Upon arrival, Mills is greeted unexpectedly by his daughter Kim (Maggie Grace), and ex-wife Lenore (Famke Janssen). However, the sadistic Murad (Rade Šerbedžija), whose friends and family largely accounted for Mills’ trail of the dead last time, is out for revenge; as such, the thrust of Taken 2 – or rather, Taken Too – has Kim racing across Istanbul to try and recover her snatched ‘rents, untrained and entirely out-gunned as she is.

Without question, this is The Hangover Part II (2011) of action films, not only ludicrously implausible but lazy and soul-crushingly cynical, keen to milk the cash-cow while failing to reinvent the formula or, due to some horribly erratic editing in order to secure a neutered 12A rating, even thrill on the most basically visceral of levels. A promising start suggest self-awareness, but this promptly gives way to stodgy drama, with the titular event not taking place until we’re over half-an-hour in.

What really disappoints, however, is Megaton’s lifelessly dull action sequences; there is no energy or excitement as in even his deeply flawed other works, simply the sound of Fox ringing the cash register with a vile sense of urgency. Compounding this problem is the poor editing on the whole – not merely for rating purposes – in which impacts shots are difficult to follow because Megaton does not allow them to breathe for more than one quarter of a second each.
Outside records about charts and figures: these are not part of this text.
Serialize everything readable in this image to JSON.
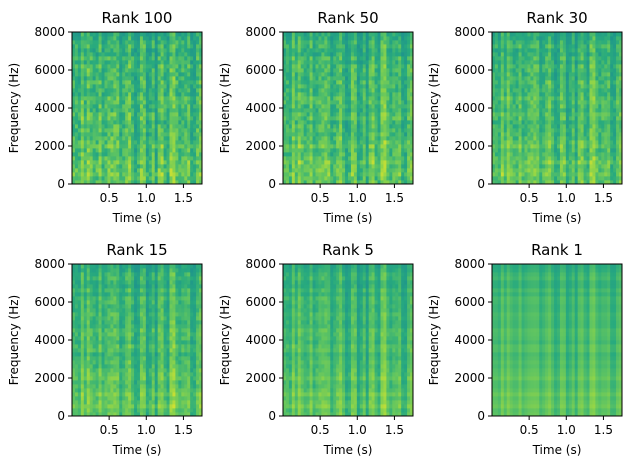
{
  "chart_data": [
    {
      "type": "heatmap",
      "title": "Rank 100",
      "xlabel": "Time (s)",
      "ylabel": "Frequency (Hz)",
      "xlim": [
        0,
        1.75
      ],
      "ylim": [
        0,
        8000
      ],
      "xticks": [
        "0.5",
        "1.0",
        "1.5"
      ],
      "yticks": [
        "0",
        "2000",
        "4000",
        "6000",
        "8000"
      ],
      "colormap": "viridis",
      "rank": 100
    },
    {
      "type": "heatmap",
      "title": "Rank 50",
      "xlabel": "Time (s)",
      "ylabel": "Frequency (Hz)",
      "xlim": [
        0,
        1.75
      ],
      "ylim": [
        0,
        8000
      ],
      "xticks": [
        "0.5",
        "1.0",
        "1.5"
      ],
      "yticks": [
        "0",
        "2000",
        "4000",
        "6000",
        "8000"
      ],
      "colormap": "viridis",
      "rank": 50
    },
    {
      "type": "heatmap",
      "title": "Rank 30",
      "xlabel": "Time (s)",
      "ylabel": "Frequency (Hz)",
      "xlim": [
        0,
        1.75
      ],
      "ylim": [
        0,
        8000
      ],
      "xticks": [
        "0.5",
        "1.0",
        "1.5"
      ],
      "yticks": [
        "0",
        "2000",
        "4000",
        "6000",
        "8000"
      ],
      "colormap": "viridis",
      "rank": 30
    },
    {
      "type": "heatmap",
      "title": "Rank 15",
      "xlabel": "Time (s)",
      "ylabel": "Frequency (Hz)",
      "xlim": [
        0,
        1.75
      ],
      "ylim": [
        0,
        8000
      ],
      "xticks": [
        "0.5",
        "1.0",
        "1.5"
      ],
      "yticks": [
        "0",
        "2000",
        "4000",
        "6000",
        "8000"
      ],
      "colormap": "viridis",
      "rank": 15
    },
    {
      "type": "heatmap",
      "title": "Rank 5",
      "xlabel": "Time (s)",
      "ylabel": "Frequency (Hz)",
      "xlim": [
        0,
        1.75
      ],
      "ylim": [
        0,
        8000
      ],
      "xticks": [
        "0.5",
        "1.0",
        "1.5"
      ],
      "yticks": [
        "0",
        "2000",
        "4000",
        "6000",
        "8000"
      ],
      "colormap": "viridis",
      "rank": 5
    },
    {
      "type": "heatmap",
      "title": "Rank 1",
      "xlabel": "Time (s)",
      "ylabel": "Frequency (Hz)",
      "xlim": [
        0,
        1.75
      ],
      "ylim": [
        0,
        8000
      ],
      "xticks": [
        "0.5",
        "1.0",
        "1.5"
      ],
      "yticks": [
        "0",
        "2000",
        "4000",
        "6000",
        "8000"
      ],
      "colormap": "viridis",
      "rank": 1
    }
  ]
}
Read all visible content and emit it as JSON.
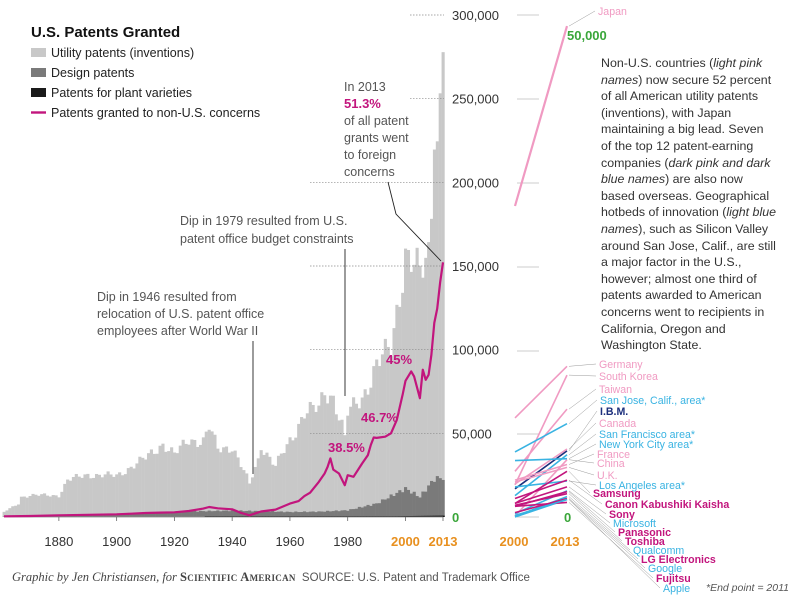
{
  "chart_data": [
    {
      "type": "bar",
      "title": "U.S. Patents Granted",
      "legend": [
        {
          "label": "Utility patents (inventions)",
          "color": "#c8c8c8"
        },
        {
          "label": "Design patents",
          "color": "#7a7a7a"
        },
        {
          "label": "Patents for plant varieties",
          "color": "#1a1a1a"
        },
        {
          "label": "Patents granted to non-U.S. concerns",
          "color": "#c2157d"
        }
      ],
      "legend_position": "top-left",
      "x_range": [
        1861,
        2013
      ],
      "x_ticks": [
        "1880",
        "1900",
        "1920",
        "1940",
        "1960",
        "1980",
        "2000",
        "2013"
      ],
      "y_range": [
        0,
        300000
      ],
      "y_ticks": [
        "0",
        "50,000",
        "100,000",
        "150,000",
        "200,000",
        "250,000",
        "300,000"
      ],
      "series": [
        {
          "name": "Utility patents (inventions)",
          "x_anchor": [
            1861,
            1866,
            1867,
            1870,
            1880,
            1883,
            1890,
            1900,
            1905,
            1910,
            1916,
            1920,
            1925,
            1930,
            1932,
            1935,
            1940,
            1943,
            1946,
            1949,
            1950,
            1955,
            1961,
            1965,
            1970,
            1972,
            1975,
            1979,
            1980,
            1985,
            1990,
            1995,
            2000,
            2005,
            2008,
            2010,
            2011,
            2012,
            2013
          ],
          "y_anchor": [
            3000,
            8000,
            12000,
            13000,
            12900,
            22000,
            25300,
            24600,
            30000,
            35100,
            43900,
            37100,
            46400,
            45200,
            53500,
            40600,
            42200,
            31000,
            20000,
            34000,
            43000,
            30400,
            48300,
            62900,
            64400,
            74800,
            72000,
            48900,
            61800,
            71700,
            90400,
            101400,
            157500,
            143800,
            157800,
            219600,
            224500,
            253200,
            277800
          ]
        },
        {
          "name": "Design patents",
          "x_anchor": [
            1861,
            1880,
            1900,
            1920,
            1930,
            1940,
            1950,
            1960,
            1970,
            1980,
            1990,
            2000,
            2005,
            2010,
            2013
          ],
          "y_anchor": [
            200,
            1000,
            1800,
            3200,
            3500,
            3800,
            3500,
            3000,
            3200,
            4000,
            8000,
            17000,
            12000,
            22800,
            23500
          ]
        },
        {
          "name": "Patents for plant varieties",
          "x_anchor": [
            1931,
            1960,
            1980,
            2000,
            2013
          ],
          "y_anchor": [
            40,
            100,
            120,
            550,
            850
          ]
        },
        {
          "name": "Patents granted to non-U.S. concerns",
          "x": [
            1861,
            1870,
            1880,
            1890,
            1900,
            1905,
            1910,
            1915,
            1920,
            1925,
            1930,
            1932,
            1935,
            1940,
            1943,
            1946,
            1950,
            1955,
            1960,
            1963,
            1965,
            1967,
            1970,
            1972,
            1973,
            1974,
            1975,
            1977,
            1979,
            1980,
            1982,
            1985,
            1987,
            1988,
            1989,
            1990,
            1993,
            1995,
            1997,
            1999,
            2000,
            2002,
            2003,
            2005,
            2006,
            2007,
            2008,
            2009,
            2010,
            2011,
            2012,
            2013
          ],
          "y": [
            400,
            600,
            1000,
            1300,
            1600,
            2000,
            2400,
            2600,
            2800,
            3600,
            5000,
            6000,
            5200,
            4600,
            2500,
            1000,
            3300,
            4400,
            8000,
            9500,
            12500,
            14500,
            21000,
            26000,
            29800,
            35000,
            28300,
            26000,
            19000,
            25000,
            24000,
            32000,
            37000,
            43000,
            47500,
            47300,
            48000,
            50000,
            58000,
            73000,
            81400,
            87000,
            84000,
            71000,
            88000,
            82000,
            85000,
            97000,
            116000,
            124500,
            140000,
            152200
          ]
        }
      ],
      "annotations": {
        "a2013": {
          "l1": "In 2013",
          "pct": "51.3%",
          "l3": "of all patent",
          "l4": "grants went",
          "l5": "to foreign",
          "l6": "concerns"
        },
        "a1979": {
          "l1": "Dip in 1979 resulted from U.S.",
          "l2": "patent office budget constraints"
        },
        "a1946": {
          "l1": "Dip in 1946 resulted from",
          "l2": "relocation of U.S. patent office",
          "l3": "employees after World War II"
        },
        "pct_labels": [
          "38.5%",
          "46.7%",
          "45%"
        ]
      }
    },
    {
      "type": "line",
      "title": "",
      "x": [
        "2000",
        "2013"
      ],
      "y_ticks": [
        "50,000",
        "0"
      ],
      "colors": {
        "light_pink": "#f09ac2",
        "dark_pink": "#c2157d",
        "dark_blue": "#1c2f7c",
        "light_blue": "#39b3e2"
      },
      "series": [
        {
          "name": "Japan",
          "color": "#f09ac2",
          "y": [
            32000,
            50500
          ]
        },
        {
          "name": "Germany",
          "color": "#f09ac2",
          "y": [
            10200,
            15500
          ]
        },
        {
          "name": "South Korea",
          "color": "#f09ac2",
          "y": [
            3300,
            14600
          ]
        },
        {
          "name": "Taiwan",
          "color": "#f09ac2",
          "y": [
            4700,
            11100
          ]
        },
        {
          "name": "San Jose, Calif., area*",
          "color": "#39b3e2",
          "y": [
            6700,
            9600
          ]
        },
        {
          "name": "I.B.M.",
          "color": "#1c2f7c",
          "y": [
            2900,
            6800
          ]
        },
        {
          "name": "Canada",
          "color": "#f09ac2",
          "y": [
            3400,
            7000
          ]
        },
        {
          "name": "San Francisco area*",
          "color": "#39b3e2",
          "y": [
            2200,
            6400
          ]
        },
        {
          "name": "New York City area*",
          "color": "#39b3e2",
          "y": [
            5800,
            6000
          ]
        },
        {
          "name": "France",
          "color": "#f09ac2",
          "y": [
            3800,
            5400
          ]
        },
        {
          "name": "China",
          "color": "#f09ac2",
          "y": [
            100,
            5900
          ]
        },
        {
          "name": "U.K.",
          "color": "#f09ac2",
          "y": [
            3600,
            5100
          ]
        },
        {
          "name": "Los Angeles area*",
          "color": "#39b3e2",
          "y": [
            3100,
            3700
          ]
        },
        {
          "name": "Samsung",
          "color": "#c2157d",
          "y": [
            1400,
            4700
          ]
        },
        {
          "name": "Canon Kabushiki Kaisha",
          "color": "#c2157d",
          "y": [
            1900,
            3800
          ]
        },
        {
          "name": "Sony",
          "color": "#c2157d",
          "y": [
            1400,
            3100
          ]
        },
        {
          "name": "Microsoft",
          "color": "#39b3e2",
          "y": [
            350,
            2700
          ]
        },
        {
          "name": "Panasonic",
          "color": "#c2157d",
          "y": [
            1100,
            2600
          ]
        },
        {
          "name": "Toshiba",
          "color": "#c2157d",
          "y": [
            1200,
            2400
          ]
        },
        {
          "name": "Qualcomm",
          "color": "#39b3e2",
          "y": [
            50,
            2100
          ]
        },
        {
          "name": "LG Electronics",
          "color": "#c2157d",
          "y": [
            450,
            1900
          ]
        },
        {
          "name": "Google",
          "color": "#39b3e2",
          "y": [
            0,
            1800
          ]
        },
        {
          "name": "Fujitsu",
          "color": "#c2157d",
          "y": [
            1100,
            1500
          ]
        },
        {
          "name": "Apple",
          "color": "#39b3e2",
          "y": [
            150,
            1800
          ]
        }
      ]
    }
  ],
  "side_panel": {
    "labels_right": [
      "Japan",
      "Germany",
      "South Korea",
      "Taiwan",
      "San Jose, Calif., area*",
      "I.B.M.",
      "Canada",
      "San Francisco area*",
      "New York City area*",
      "France",
      "China",
      "U.K.",
      "Los Angeles area*",
      "Samsung",
      "Canon Kabushiki Kaisha",
      "Sony",
      "Microsoft",
      "Panasonic",
      "Toshiba",
      "Qualcomm",
      "LG Electronics",
      "Google",
      "Fujitsu",
      "Apple"
    ],
    "text": {
      "s1": "Non-U.S. countries (",
      "s2": "light pink names",
      "s3": ") now secure 52 percent of all American utility patents (inventions), with Japan maintaining a big lead. Seven of the top 12 patent-earning companies (",
      "s4": "dark pink and dark blue names",
      "s5": ") are also now based overseas. Geographical hotbeds of innovation (",
      "s6": "light blue names",
      "s7": "), such as Silicon Valley around San Jose, Calif., are still a major factor in the U.S., however; almost one third of patents awarded to American concerns went to recipients in California, Oregon and Washington State."
    }
  },
  "footer": {
    "credit_pre": "Graphic by Jen Christiansen, for",
    "credit_brand": "Scientific American",
    "source": "SOURCE: U.S. Patent and Trademark Office",
    "endnote": "*End point = 2011"
  }
}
There is one genuinely entertaining scene in the entire film – when Bryan instructs his daughter how to use a shoelace, a pencil and some grenades to deduce his rough location – yet its MacGyver-inspired lunacy feels at odds with a tone that is otherwise achingly, depressingly self-serious, suggesting the scene was never meant to make us laugh in the first place. Sadly, Taken 2 can’t even deliver lowest common denominator thrills, instead brutally misfiring and wasting its entire cast – especially Neeson – with an alarming enthusiasm in the process.